Experts say that there are three main types of distracted driving that contribute to crashes, injuries and deaths in the worst case. These include distractions that negatively affect a person’s cognitive, visual, and manual abilities while operating a vehicle. Cognitive or mental distraction describes the scenario when a driver’s mind isn’t focused on driving. They may be looking at the road, but their mind may be focusing on a tough day at work or an argument with a spouse. They may be talking loudly to another passenger or become busy with a phone call with a coworker, child, or friend that takes up the majority of their capacity. As their mind starts to wander from the changing dynamic of the road, their awareness of surrounds can severely decline. While music or listening to the radio may be safe, blasting the latest tunes and singing along could pose enough of a distraction to not notice a driver suddenly slowing down or swerving too close to the vehicle.

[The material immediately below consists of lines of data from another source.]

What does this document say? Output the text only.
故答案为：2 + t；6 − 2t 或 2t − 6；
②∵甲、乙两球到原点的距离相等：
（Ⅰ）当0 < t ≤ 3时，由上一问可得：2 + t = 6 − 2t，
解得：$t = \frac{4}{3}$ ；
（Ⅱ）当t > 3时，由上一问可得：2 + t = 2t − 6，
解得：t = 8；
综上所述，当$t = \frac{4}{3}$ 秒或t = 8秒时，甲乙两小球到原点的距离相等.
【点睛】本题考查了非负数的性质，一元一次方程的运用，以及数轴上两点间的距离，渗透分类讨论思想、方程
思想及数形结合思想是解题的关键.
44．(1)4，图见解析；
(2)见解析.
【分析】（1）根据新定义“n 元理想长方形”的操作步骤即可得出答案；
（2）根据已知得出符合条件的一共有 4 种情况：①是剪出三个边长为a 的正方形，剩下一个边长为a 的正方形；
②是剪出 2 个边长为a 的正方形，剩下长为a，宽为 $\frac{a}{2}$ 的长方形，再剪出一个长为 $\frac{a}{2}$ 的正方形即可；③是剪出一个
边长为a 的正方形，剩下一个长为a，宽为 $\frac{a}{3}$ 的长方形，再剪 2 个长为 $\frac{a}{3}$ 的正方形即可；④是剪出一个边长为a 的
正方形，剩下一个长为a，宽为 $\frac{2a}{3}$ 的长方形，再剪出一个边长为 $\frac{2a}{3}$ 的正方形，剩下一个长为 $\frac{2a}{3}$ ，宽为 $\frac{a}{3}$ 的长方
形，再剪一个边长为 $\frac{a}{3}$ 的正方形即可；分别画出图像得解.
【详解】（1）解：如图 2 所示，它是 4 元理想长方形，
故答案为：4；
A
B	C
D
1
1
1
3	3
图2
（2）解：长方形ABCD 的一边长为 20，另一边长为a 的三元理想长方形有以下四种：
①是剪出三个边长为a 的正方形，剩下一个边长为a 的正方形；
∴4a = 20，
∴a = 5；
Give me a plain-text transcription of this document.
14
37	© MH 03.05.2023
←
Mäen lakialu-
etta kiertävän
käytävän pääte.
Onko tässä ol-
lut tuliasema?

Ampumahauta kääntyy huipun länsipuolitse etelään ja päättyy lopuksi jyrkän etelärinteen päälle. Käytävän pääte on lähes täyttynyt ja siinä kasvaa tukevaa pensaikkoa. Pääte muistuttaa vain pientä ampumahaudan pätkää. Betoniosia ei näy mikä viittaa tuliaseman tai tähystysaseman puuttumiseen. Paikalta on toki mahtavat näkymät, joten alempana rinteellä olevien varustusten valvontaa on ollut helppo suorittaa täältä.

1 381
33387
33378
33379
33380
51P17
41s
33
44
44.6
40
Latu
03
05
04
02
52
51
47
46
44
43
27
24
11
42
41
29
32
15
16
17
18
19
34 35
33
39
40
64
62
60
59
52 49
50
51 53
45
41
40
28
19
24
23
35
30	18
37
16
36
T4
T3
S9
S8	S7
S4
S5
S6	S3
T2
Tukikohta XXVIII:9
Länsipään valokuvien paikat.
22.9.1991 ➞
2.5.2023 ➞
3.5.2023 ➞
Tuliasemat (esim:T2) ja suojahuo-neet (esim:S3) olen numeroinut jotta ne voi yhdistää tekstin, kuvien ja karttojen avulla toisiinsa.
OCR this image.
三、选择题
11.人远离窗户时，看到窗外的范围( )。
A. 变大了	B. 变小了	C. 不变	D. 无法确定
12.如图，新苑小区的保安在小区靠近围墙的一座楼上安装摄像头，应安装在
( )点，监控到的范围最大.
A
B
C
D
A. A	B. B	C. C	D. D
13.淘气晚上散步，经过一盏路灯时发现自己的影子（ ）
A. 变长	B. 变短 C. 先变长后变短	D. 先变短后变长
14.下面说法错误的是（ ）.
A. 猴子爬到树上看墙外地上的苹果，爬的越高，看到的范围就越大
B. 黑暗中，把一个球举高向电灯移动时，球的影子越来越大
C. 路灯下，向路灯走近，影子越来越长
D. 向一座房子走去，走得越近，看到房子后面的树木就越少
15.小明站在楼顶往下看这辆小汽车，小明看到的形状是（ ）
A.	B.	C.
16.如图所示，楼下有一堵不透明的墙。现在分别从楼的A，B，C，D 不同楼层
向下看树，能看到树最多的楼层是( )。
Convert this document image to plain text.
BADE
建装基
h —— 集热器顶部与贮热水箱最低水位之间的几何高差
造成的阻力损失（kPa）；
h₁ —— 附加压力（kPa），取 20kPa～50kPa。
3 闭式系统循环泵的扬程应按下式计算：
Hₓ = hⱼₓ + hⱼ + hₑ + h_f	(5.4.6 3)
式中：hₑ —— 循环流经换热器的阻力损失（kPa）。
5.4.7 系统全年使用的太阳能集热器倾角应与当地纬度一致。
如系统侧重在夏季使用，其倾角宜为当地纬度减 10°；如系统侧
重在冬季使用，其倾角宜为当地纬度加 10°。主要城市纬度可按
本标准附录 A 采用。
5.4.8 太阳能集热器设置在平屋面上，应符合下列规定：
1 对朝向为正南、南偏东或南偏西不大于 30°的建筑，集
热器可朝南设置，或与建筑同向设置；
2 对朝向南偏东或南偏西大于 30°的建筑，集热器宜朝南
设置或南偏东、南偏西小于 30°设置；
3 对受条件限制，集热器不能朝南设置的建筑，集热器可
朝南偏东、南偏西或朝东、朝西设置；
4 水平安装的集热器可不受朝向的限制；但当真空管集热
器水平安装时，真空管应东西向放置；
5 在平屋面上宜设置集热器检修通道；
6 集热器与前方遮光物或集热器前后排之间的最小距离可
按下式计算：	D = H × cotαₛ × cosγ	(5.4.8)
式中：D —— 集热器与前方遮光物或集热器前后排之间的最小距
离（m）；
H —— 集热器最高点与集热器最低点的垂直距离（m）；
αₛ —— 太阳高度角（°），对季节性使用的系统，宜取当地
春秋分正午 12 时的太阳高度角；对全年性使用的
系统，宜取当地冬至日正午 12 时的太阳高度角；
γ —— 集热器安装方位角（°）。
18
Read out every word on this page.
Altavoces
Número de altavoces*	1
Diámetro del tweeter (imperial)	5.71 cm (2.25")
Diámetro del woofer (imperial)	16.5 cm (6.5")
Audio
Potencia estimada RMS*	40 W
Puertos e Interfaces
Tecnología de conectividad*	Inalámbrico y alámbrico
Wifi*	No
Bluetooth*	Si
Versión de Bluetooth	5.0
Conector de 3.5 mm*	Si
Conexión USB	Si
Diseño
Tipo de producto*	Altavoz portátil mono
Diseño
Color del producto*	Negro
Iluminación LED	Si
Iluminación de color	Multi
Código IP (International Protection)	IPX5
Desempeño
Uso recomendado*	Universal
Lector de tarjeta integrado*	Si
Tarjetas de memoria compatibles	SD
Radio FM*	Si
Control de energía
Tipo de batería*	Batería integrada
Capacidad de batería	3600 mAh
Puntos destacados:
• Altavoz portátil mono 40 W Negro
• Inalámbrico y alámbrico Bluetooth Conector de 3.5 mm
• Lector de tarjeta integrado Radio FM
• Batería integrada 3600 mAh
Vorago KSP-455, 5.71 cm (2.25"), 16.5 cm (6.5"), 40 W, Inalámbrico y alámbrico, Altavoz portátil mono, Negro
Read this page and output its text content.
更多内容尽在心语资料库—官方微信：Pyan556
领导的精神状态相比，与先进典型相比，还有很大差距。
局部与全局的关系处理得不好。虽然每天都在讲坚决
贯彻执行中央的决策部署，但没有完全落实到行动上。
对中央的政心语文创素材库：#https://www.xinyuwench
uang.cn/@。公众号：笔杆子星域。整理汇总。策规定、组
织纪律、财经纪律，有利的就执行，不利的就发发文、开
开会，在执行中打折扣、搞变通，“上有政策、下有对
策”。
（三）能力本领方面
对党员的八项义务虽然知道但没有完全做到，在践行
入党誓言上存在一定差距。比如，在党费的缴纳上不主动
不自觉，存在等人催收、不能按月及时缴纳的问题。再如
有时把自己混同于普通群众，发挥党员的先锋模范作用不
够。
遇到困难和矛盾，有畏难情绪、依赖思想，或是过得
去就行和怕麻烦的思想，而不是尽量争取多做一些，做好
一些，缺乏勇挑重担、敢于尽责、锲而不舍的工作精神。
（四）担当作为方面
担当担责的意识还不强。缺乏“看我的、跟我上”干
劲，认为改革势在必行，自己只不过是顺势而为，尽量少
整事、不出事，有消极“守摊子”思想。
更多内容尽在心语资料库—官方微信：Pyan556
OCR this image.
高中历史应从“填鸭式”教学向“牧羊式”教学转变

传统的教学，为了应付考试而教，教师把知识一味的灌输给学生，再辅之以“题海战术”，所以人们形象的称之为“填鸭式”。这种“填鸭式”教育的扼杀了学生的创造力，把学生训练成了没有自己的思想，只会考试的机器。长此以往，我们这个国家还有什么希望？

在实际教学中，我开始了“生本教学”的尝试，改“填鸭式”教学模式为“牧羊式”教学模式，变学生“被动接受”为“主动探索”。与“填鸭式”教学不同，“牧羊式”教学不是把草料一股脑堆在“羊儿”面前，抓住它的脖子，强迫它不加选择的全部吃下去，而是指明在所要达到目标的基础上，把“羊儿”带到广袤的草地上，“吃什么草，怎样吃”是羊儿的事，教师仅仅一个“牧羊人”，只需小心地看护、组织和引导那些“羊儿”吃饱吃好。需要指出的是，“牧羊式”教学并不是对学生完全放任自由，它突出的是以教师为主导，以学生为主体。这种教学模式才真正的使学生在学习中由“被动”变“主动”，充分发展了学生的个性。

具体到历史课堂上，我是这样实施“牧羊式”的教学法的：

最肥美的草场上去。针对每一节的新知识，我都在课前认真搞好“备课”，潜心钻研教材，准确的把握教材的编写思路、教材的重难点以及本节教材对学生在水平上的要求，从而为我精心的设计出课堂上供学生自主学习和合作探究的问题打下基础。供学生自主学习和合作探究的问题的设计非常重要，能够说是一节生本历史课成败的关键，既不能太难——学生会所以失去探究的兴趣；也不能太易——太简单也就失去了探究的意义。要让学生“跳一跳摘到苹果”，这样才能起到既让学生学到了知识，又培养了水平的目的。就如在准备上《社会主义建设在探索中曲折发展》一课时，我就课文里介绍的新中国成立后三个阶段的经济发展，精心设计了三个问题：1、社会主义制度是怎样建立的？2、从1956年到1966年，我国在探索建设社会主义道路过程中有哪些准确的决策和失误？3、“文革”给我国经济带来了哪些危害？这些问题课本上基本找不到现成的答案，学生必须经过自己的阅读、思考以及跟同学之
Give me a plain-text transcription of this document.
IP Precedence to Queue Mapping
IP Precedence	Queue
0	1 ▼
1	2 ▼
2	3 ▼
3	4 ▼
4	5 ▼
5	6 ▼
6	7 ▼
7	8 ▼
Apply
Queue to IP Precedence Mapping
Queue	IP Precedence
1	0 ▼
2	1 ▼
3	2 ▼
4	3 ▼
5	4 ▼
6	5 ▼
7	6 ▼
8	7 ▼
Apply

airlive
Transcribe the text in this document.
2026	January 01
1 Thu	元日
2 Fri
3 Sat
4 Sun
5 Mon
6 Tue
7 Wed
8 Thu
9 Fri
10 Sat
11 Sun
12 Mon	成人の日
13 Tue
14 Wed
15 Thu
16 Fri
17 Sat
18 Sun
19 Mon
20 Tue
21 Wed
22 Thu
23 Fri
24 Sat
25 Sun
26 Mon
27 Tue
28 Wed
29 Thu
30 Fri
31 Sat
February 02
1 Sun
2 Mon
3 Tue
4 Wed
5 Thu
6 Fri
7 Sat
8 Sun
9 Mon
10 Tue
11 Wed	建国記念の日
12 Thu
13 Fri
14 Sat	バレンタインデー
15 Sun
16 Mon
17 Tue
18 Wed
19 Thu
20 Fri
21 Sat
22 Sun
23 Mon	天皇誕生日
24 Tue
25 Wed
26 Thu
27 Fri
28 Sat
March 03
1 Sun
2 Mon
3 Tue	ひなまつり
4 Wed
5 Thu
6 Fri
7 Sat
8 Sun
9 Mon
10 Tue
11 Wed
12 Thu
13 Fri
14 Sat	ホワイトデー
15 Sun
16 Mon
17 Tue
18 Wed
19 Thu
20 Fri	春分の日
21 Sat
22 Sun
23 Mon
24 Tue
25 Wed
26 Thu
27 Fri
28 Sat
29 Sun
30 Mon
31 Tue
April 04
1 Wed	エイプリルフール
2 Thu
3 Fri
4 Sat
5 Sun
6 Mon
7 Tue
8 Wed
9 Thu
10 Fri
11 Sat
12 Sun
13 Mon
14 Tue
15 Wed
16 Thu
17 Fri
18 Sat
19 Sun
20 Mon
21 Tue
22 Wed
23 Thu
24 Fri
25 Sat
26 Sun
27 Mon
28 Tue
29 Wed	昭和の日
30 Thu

The second type of distracted driving includes the most common impairment of decreased visual awareness. Visual distraction occurs when a driver looks at anything other than the road ahead such as their GPS, phones, laptops, a magazine, their daily agenda, or even their outfit of the day. Make sure any notifications are put on airplane mode or put your devices on “do not disturb” mode while driving so abrupt messages won’t impair your driving judgement. Even if we think we’re invincible to the grasp of texting while driving, a flirty text from a crush or an urgent question from a family member can be enough to spike our stress levels and make us grab our phone. Make sure you take care of any strong emotions or practice de-stressing before stepping out on a driving trip. Operating a car, truck or SUV can all lead to an accident or possible fatality if you can’t make sound judgements from your mind.

The last version of distracted driving revolves around manual deficiencies. Manual distraction is when the driver takes one or both hands off the wheel, plays around with their feet on the gas pedal, picks up a snack to eat, or even chugs a drink. It’s best to wait until your vehicle as at a stop light or a complete stop to engage in these activities as any sudden movements can throw the entire machine off balance. If you’re someone who regularly drinks coffee in the car on the way to work, wait until your car is sitting in traffic or until you’re closer to your destination before feeding your caffeine craving. Any hand off the wheel increases the chances of losing control and engaging in an unwanted crash. No one wants to start their day off with an expensive damage or totaled car to get fixed!

Staying Safe On The Road

Let’s all make a promise to keep each other as safe as possible while driving. Whenever you step in the car and get on the road, it’s your responsibility to prevent distracted driving behavior and stay highly alert to your surroundings. Make sure you are buckled up and so is everyone else in vehicle. Put down your phone and turn down your music so you know what is happening around you. The entire landscape of the road can suddenly change in any second and you want to be the first one to react to movements of other drivers. Since you can’t trust that surrounding drivers are as alert, you’ll also have to practice even more caution while driving in urban areas or during a heavy commute. Think of any possibilities and drive slower if you can while keeping a healthy distance from the vehicle in front. You’ll be happy staying safe while having a vehicle that withstands your countless trips on the road!